With a patent foramen ovale, if the pressure in the right atrium rises above the pressure in the left atrium, blood can flow from the right to the left atrium (known as a right-to-left shunt or RLS). In divers, this may let gas bubbles from the venous blood (venous gas emboli or VGE) pass to the arterial side and cause decompression illness (DCI).
Patent Foramen Ovale and DCI Risk
Epidemiological studies show an association between PFO and certain types of neurological and cutaneous decompression illness (DCI). The risk of DCI is 2.5 times greater in divers with a PFO (and the risk of neurological DCI is 4 times greater).
The overall risk of neurological DCI is still low, even in a person with a PFO. For some people, PFO is riskier than predicted. The goals of guidelines for PFO testing are to identify such individuals and manage their DCI risk.
Testing for Patent Foramen Ovale
Routine screening for patent foramen ovale during a dive medical fitness assessment (either initial or periodic) is not necessary. You should have a PFO test if you have a history of more than one episode of DCI with cerebral, spinal, eighth cranial nerve or cutaneous manifestations.
Neither noncutaneous manifestations of mild DCI nor isolated headaches after diving are indications for PFO screening.
- The testing must include bubble contrast, ideally combined with a transthoracic echocardiogram (TTE). The use of two-dimensional and color-flow echocardiography without bubble contrast is not adequate.
- The testing must attempt to provoke right-to-left shunting, including Valsalva release or sniffing, while the right atrium is densely opaque with bubble contrast.
- A spontaneous shunt without provocation or a significant provoked right-to-left shunt with VGE following diving is a risk factor for DCI with cerebral, spinal, vestibulocochlear or cutaneous manifestations.
- Smaller shunts are associated with a lower but poorly defined risk of DCI. The significance of minor degrees of RLS needs evaluation in the clinical setting that led to testing.
- Detection of a PFO after an episode of DCI does not guarantee that the PFO contributed.
Positive PFO Test
Your diagnosis may be a PFO that is likely to increase DCI risk. If so, you can consider the following options in consultation with a diving physician:
- Stop diving.
- Dive more conservatively.
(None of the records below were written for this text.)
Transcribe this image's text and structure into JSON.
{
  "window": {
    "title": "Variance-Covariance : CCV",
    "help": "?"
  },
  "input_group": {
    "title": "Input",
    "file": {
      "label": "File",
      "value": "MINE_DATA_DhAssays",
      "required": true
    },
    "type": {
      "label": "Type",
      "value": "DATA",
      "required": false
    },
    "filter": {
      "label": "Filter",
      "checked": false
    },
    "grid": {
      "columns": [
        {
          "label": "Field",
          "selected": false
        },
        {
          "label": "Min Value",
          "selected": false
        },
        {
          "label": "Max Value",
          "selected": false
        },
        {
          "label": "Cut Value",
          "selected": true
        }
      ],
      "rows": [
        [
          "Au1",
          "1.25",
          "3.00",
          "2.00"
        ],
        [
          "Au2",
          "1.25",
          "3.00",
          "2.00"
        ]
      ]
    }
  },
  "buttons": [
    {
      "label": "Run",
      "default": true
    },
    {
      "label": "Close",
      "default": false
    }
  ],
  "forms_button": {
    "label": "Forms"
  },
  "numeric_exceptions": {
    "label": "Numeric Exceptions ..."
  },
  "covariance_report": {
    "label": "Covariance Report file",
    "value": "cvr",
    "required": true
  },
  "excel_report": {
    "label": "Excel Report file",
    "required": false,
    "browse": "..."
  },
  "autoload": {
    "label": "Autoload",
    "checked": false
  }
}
Various strategies may reduce the risk of significant venous bubble formation after diving or the subsequent right-to-left shunting of bubbles across a PFO. It is best to discuss with a dive medicine expert the appropriateness of this approach and the strategies you can use. These strategies may include:
- Reducing dive times to well inside accepted no-decompression limits
- Doing only one dive per day
- Planning for air dives but breathing nitrox (while abiding by the actual gas’s maximum operating depth)
- Lengthening a safety stop or your decompression time at shallow stops
- Avoiding heavy exercise and unnecessary lifting or straining for at least three hours after diving
- Close the PFO. Closing a PFO after an episode of DCI does not ensure that DCI will not occur again. All of the options require careful consideration of the risks and benefits and the clinical setting that led to screening.
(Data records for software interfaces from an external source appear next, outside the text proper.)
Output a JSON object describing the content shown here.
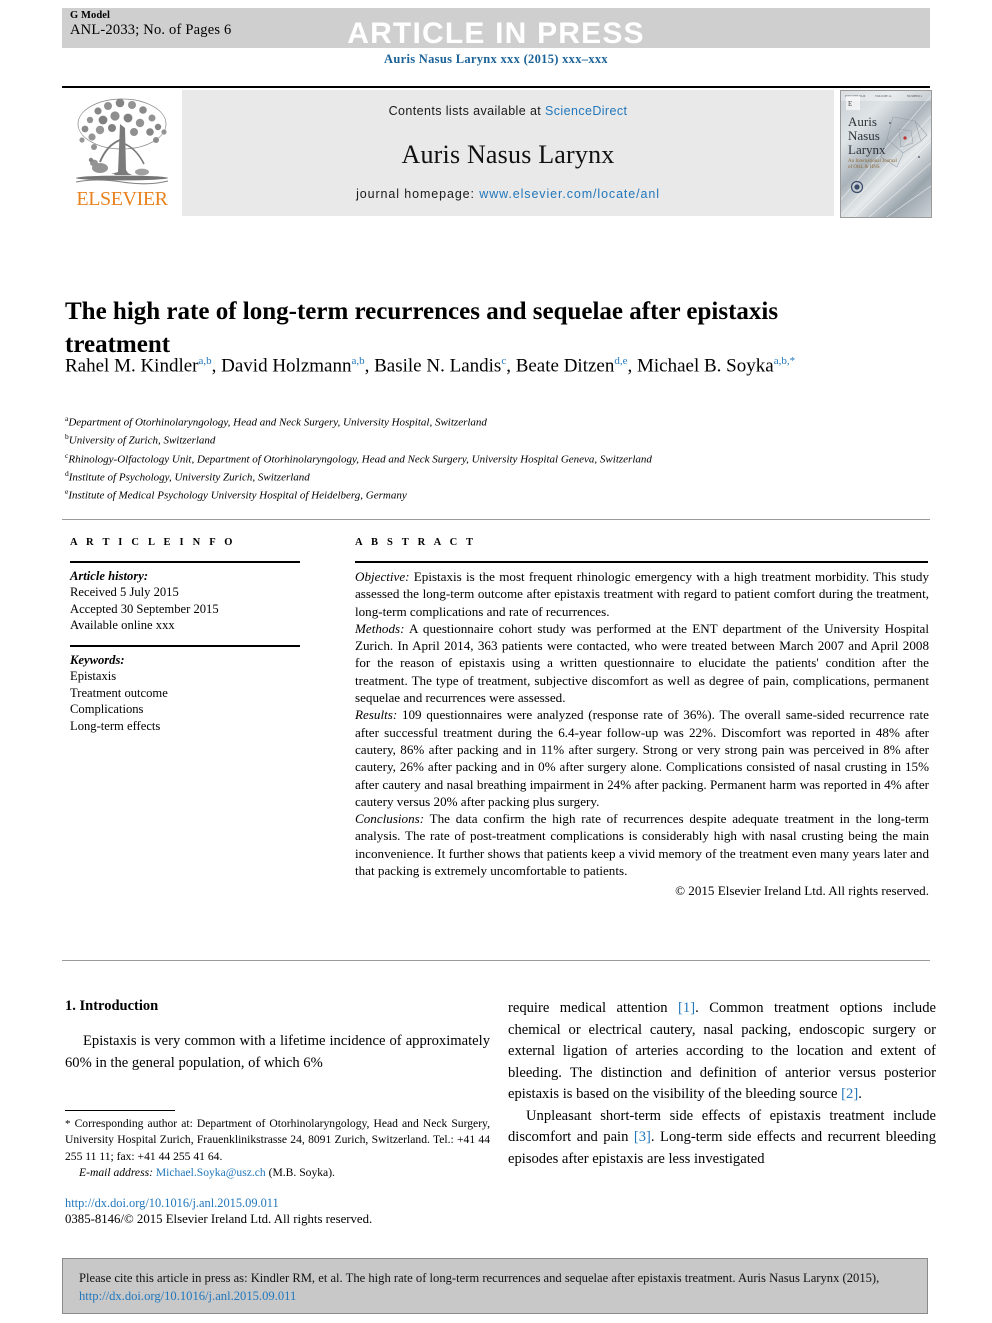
{
  "header": {
    "g_model": "G Model",
    "article_id": "ANL-2033; No. of Pages 6",
    "banner": "ARTICLE IN PRESS",
    "journal_ref": "Auris Nasus Larynx xxx (2015) xxx–xxx"
  },
  "masthead": {
    "elsevier_label": "ELSEVIER",
    "contents_prefix": "Contents lists available at ",
    "sciencedirect": "ScienceDirect",
    "journal_name": "Auris Nasus Larynx",
    "homepage_prefix": "journal homepage: ",
    "homepage_url": "www.elsevier.com/locate/anl",
    "cover": {
      "line1": "Auris",
      "line2": "Nasus",
      "line3": "Larynx",
      "subtitle": "An International Journal of ORL & HNS"
    }
  },
  "article": {
    "title": "The high rate of long-term recurrences and sequelae after epistaxis treatment",
    "authors": [
      {
        "name": "Rahel M. Kindler",
        "sup": "a,b",
        "sep": ", "
      },
      {
        "name": "David Holzmann",
        "sup": "a,b",
        "sep": ", "
      },
      {
        "name": "Basile N. Landis",
        "sup": "c",
        "sep": ", "
      },
      {
        "name": "Beate Ditzen",
        "sup": "d,e",
        "sep": ","
      },
      {
        "name": "Michael B. Soyka",
        "sup": "a,b,*",
        "sep": ""
      }
    ],
    "affiliations": [
      {
        "marker": "a",
        "text": "Department of Otorhinolaryngology, Head and Neck Surgery, University Hospital, Switzerland"
      },
      {
        "marker": "b",
        "text": "University of Zurich, Switzerland"
      },
      {
        "marker": "c",
        "text": "Rhinology-Olfactology Unit, Department of Otorhinolaryngology, Head and Neck Surgery, University Hospital Geneva, Switzerland"
      },
      {
        "marker": "d",
        "text": "Institute of Psychology, University Zurich, Switzerland"
      },
      {
        "marker": "e",
        "text": "Institute of Medical Psychology University Hospital of Heidelberg, Germany"
      }
    ]
  },
  "article_info": {
    "heading": "A R T I C L E   I N F O",
    "history_label": "Article history:",
    "history": [
      "Received 5 July 2015",
      "Accepted 30 September 2015",
      "Available online xxx"
    ],
    "keywords_label": "Keywords:",
    "keywords": [
      "Epistaxis",
      "Treatment outcome",
      "Complications",
      "Long-term effects"
    ]
  },
  "abstract": {
    "heading": "A B S T R A C T",
    "objective_label": "Objective:",
    "objective": " Epistaxis is the most frequent rhinologic emergency with a high treatment morbidity. This study assessed the long-term outcome after epistaxis treatment with regard to patient comfort during the treatment, long-term complications and rate of recurrences.",
    "methods_label": "Methods:",
    "methods": " A questionnaire cohort study was performed at the ENT department of the University Hospital Zurich. In April 2014, 363 patients were contacted, who were treated between March 2007 and April 2008 for the reason of epistaxis using a written questionnaire to elucidate the patients' condition after the treatment. The type of treatment, subjective discomfort as well as degree of pain, complications, permanent sequelae and recurrences were assessed.",
    "results_label": "Results:",
    "results": " 109 questionnaires were analyzed (response rate of 36%). The overall same-sided recurrence rate after successful treatment during the 6.4-year follow-up was 22%. Discomfort was reported in 48% after cautery, 86% after packing and in 11% after surgery. Strong or very strong pain was perceived in 8% after cautery, 26% after packing and in 0% after surgery alone. Complications consisted of nasal crusting in 15% after cautery and nasal breathing impairment in 24% after packing. Permanent harm was reported in 4% after cautery versus 20% after packing plus surgery.",
    "conclusions_label": "Conclusions:",
    "conclusions": " The data confirm the high rate of recurrences despite adequate treatment in the long-term analysis. The rate of post-treatment complications is considerably high with nasal crusting being the main inconvenience. It further shows that patients keep a vivid memory of the treatment even many years later and that packing is extremely uncomfortable to patients.",
    "copyright": "© 2015 Elsevier Ireland Ltd. All rights reserved."
  },
  "body": {
    "section_heading": "1. Introduction",
    "left_p1": "Epistaxis is very common with a lifetime incidence of approximately 60% in the general population, of which 6%",
    "right_p1_a": "require medical attention ",
    "right_p1_ref": "[1]",
    "right_p1_b": ". Common treatment options include chemical or electrical cautery, nasal packing, endoscopic surgery or external ligation of arteries according to the location and extent of bleeding. The distinction and definition of anterior versus posterior epistaxis is based on the visibility of the bleeding source ",
    "right_p1_ref2": "[2]",
    "right_p1_c": ".",
    "right_p2_a": "Unpleasant short-term side effects of epistaxis treatment include discomfort and pain ",
    "right_p2_ref": "[3]",
    "right_p2_b": ". Long-term side effects and recurrent bleeding episodes after epistaxis are less investigated"
  },
  "footnote": {
    "star": "*",
    "text": " Corresponding author at: Department of Otorhinolaryngology, Head and Neck Surgery, University Hospital Zurich, Frauenklinikstrasse 24, 8091 Zurich, Switzerland. Tel.: +41 44 255 11 11; fax: +41 44 255 41 64.",
    "email_label": "E-mail address:",
    "email": "Michael.Soyka@usz.ch",
    "email_suffix": " (M.B. Soyka).",
    "doi": "http://dx.doi.org/10.1016/j.anl.2015.09.011",
    "issn": "0385-8146/© 2015 Elsevier Ireland Ltd. All rights reserved."
  },
  "cite_box": {
    "text_a": "Please cite this article in press as: Kindler RM, et al. The high rate of long-term recurrences and sequelae after epistaxis treatment. Auris Nasus Larynx (2015), ",
    "link": "http://dx.doi.org/10.1016/j.anl.2015.09.011"
  },
  "colors": {
    "link": "#2277bb",
    "journal_ref": "#1b6298",
    "banner_bg": "#cfcfcf",
    "masthead_bg": "#e9e9e9",
    "cite_bg": "#c8c8c8",
    "elsevier_orange": "#e8821e"
  }
}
Return to Diving After Closure
Following the closure of a PFO and before returning to diving, you should have a repeat bubble-contrast echocardiogram. This test should demonstrate shunt closure at a minimum of three months after the surgery. You should only resume diving once a test confirms closure of your PFO and you are no longer taking potent antiplatelet medication.
Note: Venous bubbles can also enter systemic circulation through intrapulmonary shunts, although the role of this pathway in DCI is less well understood than that of a PFO. These shunts are typically closed at rest. They tend to open with exercise, hypoxia and beta-adrenergic stimulation and close with hyperoxia. Any of these happening after a dive could cause DCI when it might not otherwise have occurred; administration of supplemental oxygen is likely to minimize this effect.
Divers With PFO
- The estimated incidence of neurological DCI in divers with PFO is 4.7 DCI cases per 10,000 dives.
- Four studies showed that the prevalence of RLS or a large PFO in divers with spinal DCI is 44% compared to 14.2% in those without either RLS or PFO.
- Half of the divers in the studies with RLS-related DCI have a PFO that is a centimeter in diameter or larger. The highest risk of DCI is in those with the largest PFOs.
- Cerebral, spinal, cutaneous and inner ear DCI are all associated with PFO. The link between PFO and cutaneous and inner ear DCS is the strongest. In approximately 74% of cases with inner ear symptoms and no other symptoms of hyperbaric-related issues, 80% of the cases had a large, spontaneously shunting PFO.
- For a PFO to contribute to DCI, you need to have a large PFO, VGE must form, something must cause the PFO to open, bubbles must cross it, and the bubbles must reach a target tissue while it is still supersaturated and vulnerable.